What made the magazine that sold Saturday so exceptional was not just that it was Jordan’s first SI cover appearance, but it’s the only example to get a 9.6 grade from PSA to date. The caveat there, however, is that PSA, which is best known for grading trading cards, just began grading magazines last summer (see its grading scale here). CGC, which is best known for grading comic books, has been grading magazines since 2009 and also has one 9.6-graded copy of the same issue in its registry.
The 1983 “College Basketball Preview” issue, which has an original price of $1.75 printed on it, is particularly tough to get a high grade since it has a fold-out cover and was printed before most collectors knew to save anything and everything related to Jordan. The “A Star is Born” issue has four CGC 9.8s and five 9.6s.

The $229,360 issue of Sports Illustrated. Photo courtesy of Goldin Auctions.

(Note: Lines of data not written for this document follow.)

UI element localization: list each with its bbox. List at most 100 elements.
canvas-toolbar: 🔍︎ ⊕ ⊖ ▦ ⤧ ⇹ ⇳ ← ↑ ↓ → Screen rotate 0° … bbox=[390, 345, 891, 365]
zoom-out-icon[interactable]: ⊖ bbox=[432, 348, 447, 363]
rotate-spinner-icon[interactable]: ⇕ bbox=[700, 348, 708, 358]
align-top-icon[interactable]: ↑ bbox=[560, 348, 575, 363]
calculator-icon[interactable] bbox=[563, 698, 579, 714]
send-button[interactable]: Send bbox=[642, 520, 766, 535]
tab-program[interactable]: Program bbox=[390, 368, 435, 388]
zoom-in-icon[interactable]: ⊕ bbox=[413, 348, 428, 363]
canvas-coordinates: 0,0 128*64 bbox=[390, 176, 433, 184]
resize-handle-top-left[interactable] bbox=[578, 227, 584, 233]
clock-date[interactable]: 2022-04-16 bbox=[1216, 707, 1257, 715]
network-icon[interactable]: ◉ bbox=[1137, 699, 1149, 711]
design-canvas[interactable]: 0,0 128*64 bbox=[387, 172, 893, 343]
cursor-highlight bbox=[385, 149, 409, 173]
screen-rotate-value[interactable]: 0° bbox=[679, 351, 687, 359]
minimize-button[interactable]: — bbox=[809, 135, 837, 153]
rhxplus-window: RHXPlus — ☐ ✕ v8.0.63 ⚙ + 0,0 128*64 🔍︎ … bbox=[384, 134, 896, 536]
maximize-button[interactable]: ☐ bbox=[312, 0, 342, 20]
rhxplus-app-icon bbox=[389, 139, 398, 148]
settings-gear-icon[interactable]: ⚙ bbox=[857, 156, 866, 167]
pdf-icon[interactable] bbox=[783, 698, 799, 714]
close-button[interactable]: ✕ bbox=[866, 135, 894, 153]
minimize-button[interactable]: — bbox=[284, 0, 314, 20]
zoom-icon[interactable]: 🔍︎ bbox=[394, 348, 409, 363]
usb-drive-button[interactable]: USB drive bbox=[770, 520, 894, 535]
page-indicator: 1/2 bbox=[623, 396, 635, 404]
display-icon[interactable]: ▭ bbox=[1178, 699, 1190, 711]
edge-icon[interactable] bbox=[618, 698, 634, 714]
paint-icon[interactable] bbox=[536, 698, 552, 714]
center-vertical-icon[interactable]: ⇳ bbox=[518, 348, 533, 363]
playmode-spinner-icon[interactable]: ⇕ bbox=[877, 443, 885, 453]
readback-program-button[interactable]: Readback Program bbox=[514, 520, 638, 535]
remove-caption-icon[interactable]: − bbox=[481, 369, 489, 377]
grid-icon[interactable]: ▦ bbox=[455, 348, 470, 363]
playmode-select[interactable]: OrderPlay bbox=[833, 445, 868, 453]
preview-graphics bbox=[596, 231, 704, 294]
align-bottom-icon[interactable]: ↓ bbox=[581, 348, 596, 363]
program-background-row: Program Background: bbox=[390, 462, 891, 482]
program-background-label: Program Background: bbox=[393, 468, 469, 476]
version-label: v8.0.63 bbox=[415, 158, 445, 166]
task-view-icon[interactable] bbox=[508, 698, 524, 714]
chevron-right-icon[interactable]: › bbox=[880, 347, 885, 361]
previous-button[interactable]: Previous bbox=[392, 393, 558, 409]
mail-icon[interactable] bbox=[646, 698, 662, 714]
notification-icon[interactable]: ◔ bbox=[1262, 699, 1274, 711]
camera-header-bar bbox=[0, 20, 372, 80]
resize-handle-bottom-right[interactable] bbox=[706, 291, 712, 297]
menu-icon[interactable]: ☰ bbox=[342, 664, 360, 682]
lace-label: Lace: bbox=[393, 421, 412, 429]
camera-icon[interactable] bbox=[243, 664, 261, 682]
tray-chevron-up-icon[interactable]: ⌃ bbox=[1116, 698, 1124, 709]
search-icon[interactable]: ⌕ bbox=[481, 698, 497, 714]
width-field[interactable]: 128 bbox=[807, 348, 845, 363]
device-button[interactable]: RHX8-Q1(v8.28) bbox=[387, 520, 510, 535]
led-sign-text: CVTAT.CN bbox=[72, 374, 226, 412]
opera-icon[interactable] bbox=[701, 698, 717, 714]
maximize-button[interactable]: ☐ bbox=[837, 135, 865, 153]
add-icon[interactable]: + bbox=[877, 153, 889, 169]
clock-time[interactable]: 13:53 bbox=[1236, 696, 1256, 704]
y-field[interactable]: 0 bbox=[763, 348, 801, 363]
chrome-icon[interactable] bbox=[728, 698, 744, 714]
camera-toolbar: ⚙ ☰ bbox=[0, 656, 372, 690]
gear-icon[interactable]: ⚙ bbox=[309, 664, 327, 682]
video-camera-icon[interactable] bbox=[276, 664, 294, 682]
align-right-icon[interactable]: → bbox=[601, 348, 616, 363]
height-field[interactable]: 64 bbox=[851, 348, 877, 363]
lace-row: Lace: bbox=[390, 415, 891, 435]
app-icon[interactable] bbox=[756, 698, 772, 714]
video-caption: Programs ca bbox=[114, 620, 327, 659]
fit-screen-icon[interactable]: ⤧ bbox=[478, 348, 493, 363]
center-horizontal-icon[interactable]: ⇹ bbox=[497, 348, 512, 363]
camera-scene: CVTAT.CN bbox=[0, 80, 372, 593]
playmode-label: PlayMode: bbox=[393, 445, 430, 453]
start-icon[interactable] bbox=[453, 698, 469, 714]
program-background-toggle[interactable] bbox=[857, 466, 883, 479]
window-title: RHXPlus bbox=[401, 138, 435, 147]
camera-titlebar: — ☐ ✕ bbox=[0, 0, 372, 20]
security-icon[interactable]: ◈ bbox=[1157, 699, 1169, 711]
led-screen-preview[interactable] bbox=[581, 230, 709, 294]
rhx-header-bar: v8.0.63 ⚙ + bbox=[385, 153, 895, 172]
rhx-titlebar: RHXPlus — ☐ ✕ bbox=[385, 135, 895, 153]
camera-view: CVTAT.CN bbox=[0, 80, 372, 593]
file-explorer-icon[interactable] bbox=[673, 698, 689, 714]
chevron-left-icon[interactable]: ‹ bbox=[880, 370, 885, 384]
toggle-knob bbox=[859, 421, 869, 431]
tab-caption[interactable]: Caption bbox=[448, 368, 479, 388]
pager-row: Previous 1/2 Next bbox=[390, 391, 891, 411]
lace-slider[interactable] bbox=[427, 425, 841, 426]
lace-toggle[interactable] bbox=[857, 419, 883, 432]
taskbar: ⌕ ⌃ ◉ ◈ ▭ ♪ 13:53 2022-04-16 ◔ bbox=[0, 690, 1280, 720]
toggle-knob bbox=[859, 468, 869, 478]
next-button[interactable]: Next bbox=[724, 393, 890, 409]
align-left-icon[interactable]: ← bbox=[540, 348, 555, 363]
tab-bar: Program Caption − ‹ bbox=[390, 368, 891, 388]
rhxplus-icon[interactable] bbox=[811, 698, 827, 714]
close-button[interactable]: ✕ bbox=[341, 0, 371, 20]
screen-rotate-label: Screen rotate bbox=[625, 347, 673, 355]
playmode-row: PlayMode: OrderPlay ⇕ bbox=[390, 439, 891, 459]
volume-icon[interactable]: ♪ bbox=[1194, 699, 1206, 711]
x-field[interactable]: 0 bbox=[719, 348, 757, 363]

But before any longtime Sports Illustrated collector runs off to get stacks of magazines graded, a word of warning: The vast majority of highest-grade magazines are newsstand copies and not subscription copies. Since the latter had address stickers glued to the cover, they don’t grade as well as the cleaner newsstand copies with unblemished covers. Ungraded copies of the ’83 “College Basketball Preview” issue have recently sold on eBay for between $80 and $355 with newsstand versions commanding the higher prices.
Graded magazines are just a small and nascent niche of the sports collectibles world that Jordan dominates from trading cards to game-worn memorabilia and sneakers. His name is still the most searched of any athlete each month on eBay, and he was the only athlete to make the marketplace’s top 10 collectibles search terms for 2025. There have been 11 publicly known sales of $1 million or more for Jordan cards, with the highest being his and LeBron James’ autographed 2007 Upper Deck Exquisite dual Logoman card, which sold for a record $12.9 million last year. His jersey from Game 1 of the 1998 NBA Finals is the second-highest game-worn jersey sale to date ($10 million, behind Babe Ruth’s 1932 World Series “Called Shot” jersey, which sold for $24.12 million). The Air Jordan 13s he wore in the ’98 Finals hold the public sneaker sale record at $2.2 million.